If a telescope assembles itself in space and no one hears it, did it really make a sound?
A few weeks ago, 25 years after work on it began, the James Webb Space Telescope finally deployed. Having precisely aligned its 18 gold-plated hexagonal mirror segments, the telescope will now travel well beyond the moon’s orbit in order to pursue its mission: to see farther into the past than we ever have before, studying the universe around the dawn of time. This is pretty cool. But it doesn’t seem like anyone really cares.
Maybe it’s asking too much for people to get excited about telescopes, which are much nerdier and much less cool than rockets and space stations. And maybe it’s historical revisionism to think we were ever all that into space in the first place. After all, even in the supposedly space-crazy 1960’s, public support for NASA almost never went above 50%, with a majority usually saying our money would be better spent on other things. That’s the same sentiment I often hear today. As a spokesperson for the 2016 Sanders campaign put it, “Bernie supports NASA’s mission, but only once the needs of Americans are met first.” Newt Gingrich promised a moon colony in his 2012 campaign, and look where that got him.
This disdain for space exploration is one of the most depressing trends in modern-day leftism. It’s made worse by the fact that many who’d have our government pull back from space oppose private space ventures too, ignoring the contradiction: space is too important to be left to private hands, but also, our government has better things to do. I’m not denying that private space exploration today is basically just a billionaire dick-measuring contest. But many great accomplishments had their origins in the phallic insecurities of powerful men.
It’s hard to argue that the $10 billion it cost to get this telescope working is better spent taking photos of space than, say, feeding the hungry. But I reject the framing that says we have to choose. Not only is it possible to pursue multiple grand projects at once, it’s actually often easier than it is to attempt only one. Think about how you’re never more attractive than when you already have at least one promising romantic prospect. The same principle applies here. Success begets success; accomplishing one great thing sustains our belief in our ability to do the next one. I don’t think it’s a coincidence that the Great Society and the moon landing both happened in the same decade. After all, ending poverty seems hard, but can it really be harder than visiting the fucking moon?!
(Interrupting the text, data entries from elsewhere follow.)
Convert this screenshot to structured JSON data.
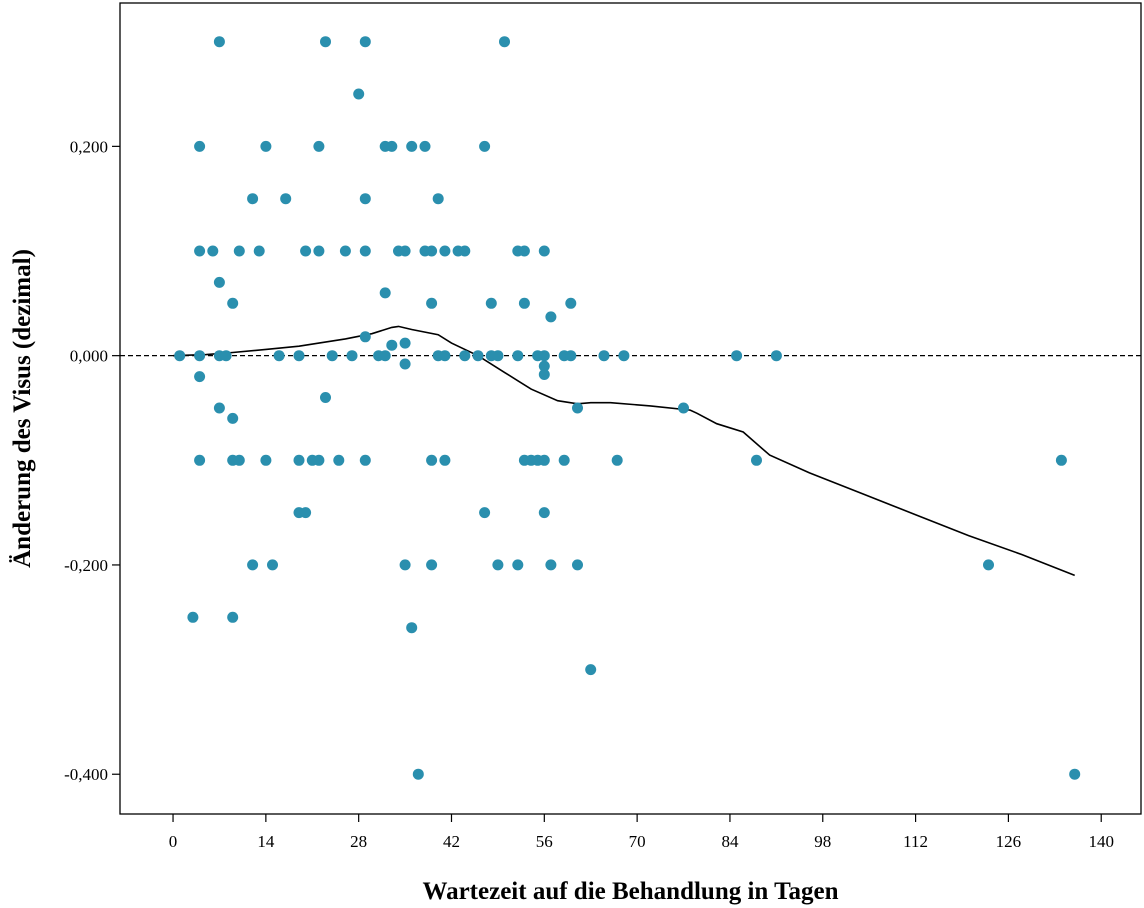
{
  "chart_data": {
    "type": "scatter",
    "title": "",
    "xlabel": "Wartezeit auf die Behandlung in Tagen",
    "ylabel": "Änderung des Visus (dezimal)",
    "xlim": [
      -8,
      146
    ],
    "ylim": [
      -0.438,
      0.337
    ],
    "x_ticks": [
      0,
      14,
      28,
      42,
      56,
      70,
      84,
      98,
      112,
      126,
      140
    ],
    "x_tick_labels": [
      "0",
      "14",
      "28",
      "42",
      "56",
      "70",
      "84",
      "98",
      "112",
      "126",
      "140"
    ],
    "y_ticks": [
      0.2,
      0.0,
      -0.2,
      -0.4
    ],
    "y_tick_labels": [
      "0,200",
      "0,000",
      "-0,200",
      "-0,400"
    ],
    "reference_line_y": 0.0,
    "grid": false,
    "legend": "none",
    "colors": {
      "points": "#2a8fae",
      "trend": "#000000",
      "reference": "#000000"
    },
    "points": [
      [
        7,
        0.3
      ],
      [
        23,
        0.3
      ],
      [
        29,
        0.3
      ],
      [
        50,
        0.3
      ],
      [
        28,
        0.25
      ],
      [
        4,
        0.2
      ],
      [
        14,
        0.2
      ],
      [
        22,
        0.2
      ],
      [
        32,
        0.2
      ],
      [
        33,
        0.2
      ],
      [
        36,
        0.2
      ],
      [
        38,
        0.2
      ],
      [
        47,
        0.2
      ],
      [
        12,
        0.15
      ],
      [
        17,
        0.15
      ],
      [
        29,
        0.15
      ],
      [
        40,
        0.15
      ],
      [
        4,
        0.1
      ],
      [
        6,
        0.1
      ],
      [
        10,
        0.1
      ],
      [
        13,
        0.1
      ],
      [
        20,
        0.1
      ],
      [
        22,
        0.1
      ],
      [
        26,
        0.1
      ],
      [
        29,
        0.1
      ],
      [
        34,
        0.1
      ],
      [
        35,
        0.1
      ],
      [
        38,
        0.1
      ],
      [
        39,
        0.1
      ],
      [
        41,
        0.1
      ],
      [
        43,
        0.1
      ],
      [
        44,
        0.1
      ],
      [
        52,
        0.1
      ],
      [
        53,
        0.1
      ],
      [
        56,
        0.1
      ],
      [
        7,
        0.07
      ],
      [
        32,
        0.06
      ],
      [
        9,
        0.05
      ],
      [
        39,
        0.05
      ],
      [
        48,
        0.05
      ],
      [
        53,
        0.05
      ],
      [
        60,
        0.05
      ],
      [
        57,
        0.037
      ],
      [
        29,
        0.018
      ],
      [
        35,
        0.012
      ],
      [
        33,
        0.01
      ],
      [
        1,
        0.0
      ],
      [
        4,
        0.0
      ],
      [
        7,
        0.0
      ],
      [
        8,
        0.0
      ],
      [
        16,
        0.0
      ],
      [
        19,
        0.0
      ],
      [
        24,
        0.0
      ],
      [
        27,
        0.0
      ],
      [
        31,
        0.0
      ],
      [
        32,
        0.0
      ],
      [
        40,
        0.0
      ],
      [
        41,
        0.0
      ],
      [
        44,
        0.0
      ],
      [
        46,
        0.0
      ],
      [
        48,
        0.0
      ],
      [
        49,
        0.0
      ],
      [
        52,
        0.0
      ],
      [
        55,
        0.0
      ],
      [
        56,
        0.0
      ],
      [
        59,
        0.0
      ],
      [
        60,
        0.0
      ],
      [
        65,
        0.0
      ],
      [
        68,
        0.0
      ],
      [
        85,
        0.0
      ],
      [
        91,
        0.0
      ],
      [
        35,
        -0.008
      ],
      [
        56,
        -0.01
      ],
      [
        56,
        -0.018
      ],
      [
        4,
        -0.02
      ],
      [
        23,
        -0.04
      ],
      [
        7,
        -0.05
      ],
      [
        61,
        -0.05
      ],
      [
        77,
        -0.05
      ],
      [
        9,
        -0.06
      ],
      [
        4,
        -0.1
      ],
      [
        9,
        -0.1
      ],
      [
        10,
        -0.1
      ],
      [
        14,
        -0.1
      ],
      [
        19,
        -0.1
      ],
      [
        21,
        -0.1
      ],
      [
        22,
        -0.1
      ],
      [
        25,
        -0.1
      ],
      [
        29,
        -0.1
      ],
      [
        39,
        -0.1
      ],
      [
        41,
        -0.1
      ],
      [
        53,
        -0.1
      ],
      [
        54,
        -0.1
      ],
      [
        55,
        -0.1
      ],
      [
        56,
        -0.1
      ],
      [
        59,
        -0.1
      ],
      [
        67,
        -0.1
      ],
      [
        88,
        -0.1
      ],
      [
        134,
        -0.1
      ],
      [
        19,
        -0.15
      ],
      [
        20,
        -0.15
      ],
      [
        47,
        -0.15
      ],
      [
        56,
        -0.15
      ],
      [
        12,
        -0.2
      ],
      [
        15,
        -0.2
      ],
      [
        35,
        -0.2
      ],
      [
        39,
        -0.2
      ],
      [
        49,
        -0.2
      ],
      [
        52,
        -0.2
      ],
      [
        57,
        -0.2
      ],
      [
        61,
        -0.2
      ],
      [
        123,
        -0.2
      ],
      [
        3,
        -0.25
      ],
      [
        9,
        -0.25
      ],
      [
        36,
        -0.26
      ],
      [
        63,
        -0.3
      ],
      [
        37,
        -0.4
      ],
      [
        136,
        -0.4
      ]
    ],
    "trend_line": [
      [
        0,
        0.0
      ],
      [
        5,
        0.001
      ],
      [
        9,
        0.003
      ],
      [
        14,
        0.006
      ],
      [
        19,
        0.009
      ],
      [
        22,
        0.012
      ],
      [
        26,
        0.016
      ],
      [
        30,
        0.021
      ],
      [
        33,
        0.027
      ],
      [
        34,
        0.028
      ],
      [
        36,
        0.025
      ],
      [
        40,
        0.02
      ],
      [
        42,
        0.012
      ],
      [
        46,
        0.0
      ],
      [
        50,
        -0.016
      ],
      [
        54,
        -0.032
      ],
      [
        58,
        -0.043
      ],
      [
        61,
        -0.046
      ],
      [
        63,
        -0.045
      ],
      [
        66,
        -0.045
      ],
      [
        72,
        -0.048
      ],
      [
        78,
        -0.052
      ],
      [
        79,
        -0.055
      ],
      [
        82,
        -0.065
      ],
      [
        86,
        -0.073
      ],
      [
        90,
        -0.095
      ],
      [
        96,
        -0.112
      ],
      [
        104,
        -0.132
      ],
      [
        112,
        -0.152
      ],
      [
        120,
        -0.172
      ],
      [
        128,
        -0.19
      ],
      [
        136,
        -0.21
      ]
    ]
  }
}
Our lack of excitement about space is a symptom of a broader malady: our inability to imagine extraordinary futures. Hell, we can’t even conjure imagined futures that are just normal levels of bad. We fret about the end of American democracy, a new Covid superstrain, a climate apocalypse that renders the earth uninhabitable. But these visions only obscure the likelier risks: that democracy will survive, but continue to perform poorly; that endemic Covid will layer our lives in low-level misery for years to come; that moderate climate change will make everything worse even as it allows our lives to continue mostly onwards.
Perhaps we fall prey to this kind of thinking because in an almost perverse way, the worst possible outcomes are the most exciting. Life would be horrible in an apocalypse, sure, but it would also (we imagine) be suffused with a deeper meaning. The end of the world as we know it would bring some pretty serious problems, but at least they’d be totally unlike our current problems. We’d join intoxicating new cults, have dangerous new romances, feel an adrenal thrill as we fought for survival across the barren landscape. And we’d enjoy the pleasurable vindication of our worst fears having come true. Our lives would suck, but on the plus side, we’d have seen it coming.
I’m drawn to these visions myself—I enjoyed Station Eleven as much as the next guy. But I’m also drawn to space exploration, precisely because it’s such a fundamentally optimistic act. When we peer into the cosmos, we search for answers to the deepest questions about ourselves. These questions almost certainly don’t have answers, but there’s something noble in asking. And implied in our search are some other beliefs: that we can push the limits of our knowledge, that the pursuit of that knowledge is in itself worthwhile, that we won’t just ruin whatever we discover. The pessimists might be right, but if the apocalypse does hit, saying “I told you so” is only going to get you so far.